Whalen remained in the California League for the 1908 season, signing with the Sacramento Sacts. He had wanted to return to the San Francisco Seals, but since the PCL was part of organized baseball and the Millionaires had not released him from his contract with them, he had to remain in the outlaw league. In June there were reports that he was jumping from the Sacts to the Seals but this did not occur.

In 1909, the California League merged with the Pacific Coast League and fell under the National Commission. Whalen remained with Sacramento for the 1909 and 1910 seasons. In April 1910 he was suspended for two weeks for punching an umpire in the jaw.

Whalen was sold to the Tacoma Tigers of the Northwestern League before the 1911 season and initial threatened to retire rather than report to Tacoma. He did report but was badly injured in an exhibition game in April, breaking his leg in four places when sliding into home plate.
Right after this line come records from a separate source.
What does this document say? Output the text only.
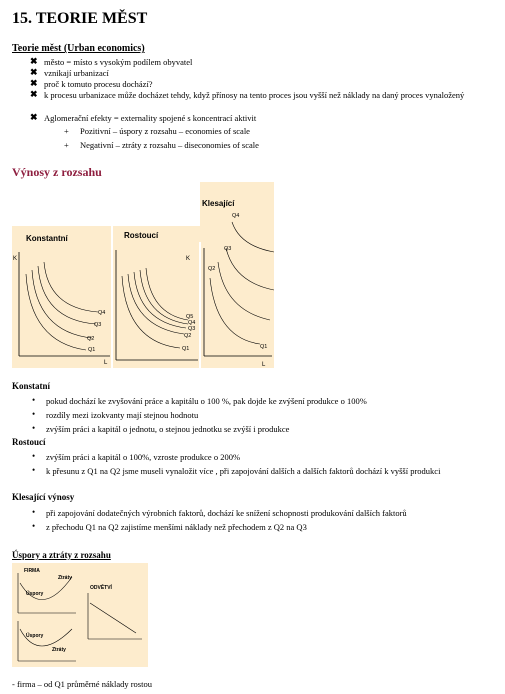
15. TEORIE MĚST
Teorie měst (Urban economics)
✖ město = místo s vysokým podílem obyvatel
✖ vznikají urbanizací
✖ proč k tomuto procesu dochází?
✖ k procesu urbanizace může docházet tehdy, když přínosy na tento proces jsou vyšší než náklady na daný proces vynaložený
✖ Aglomerační efekty = externality spojené s koncentrací aktivit
+ Pozitivní – úspory z rozsahu – economies of scale
+ Negativní – ztráty z rozsahu – diseconomies of scale
Výnosy z rozsahu
Konstantní	Rostoucí
Klesající
K
L
Q1
Q2
Q3
Q4
Q1
Q2
Q3
Q4
Q5
K
L
Q1
Q2
Q3
Q4
Konstatní
• pokud dochází ke zvyšování práce a kapitálu o 100 %, pak dojde ke zvýšení produkce o 100%
• rozdíly mezi izokvanty mají stejnou hodnotu
• zvýším práci a kapitál o jednotu, o stejnou jednotku se zvýší i produkce
Rostoucí
• zvýším práci a kapitál o 100%, vzroste produkce o 200%
• k přesunu z Q1 na Q2 jsme museli vynaložit více , při zapojování dalších a dalších faktorů dochází k vyšší produkci
Klesající výnosy
• při zapojování dodatečných výrobních faktorů, dochází ke snížení schopnosti produkování dalších faktorů
• z přechodu Q1 na Q2 zajistíme menšími náklady než přechodem z Q2 na Q3
Úspory a ztráty z rozsahu
FIRMA
ODVĚTVÍ
Ztráty
Úspory
Úspory
Ztráty
- firma – od Q1 průměrné náklady rostou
He was released by Tacoma and did not play that season. A PCL game in May between Sacramento and the Portland Beavers that May in which some of the gate receipts were donated for Whalen's benefit. Sacramento played poorly in the game, losing 24-15, prompting Sacramento fans to call for the injured Whalen to get into the game to show his former team how to play.

Recovered from his injury, he returned to the PCL in 1912 signing with the Vernon Tigers. He was ineffective and released in July.

==Personal life==
Whalen died in 1915 from Bright's disease.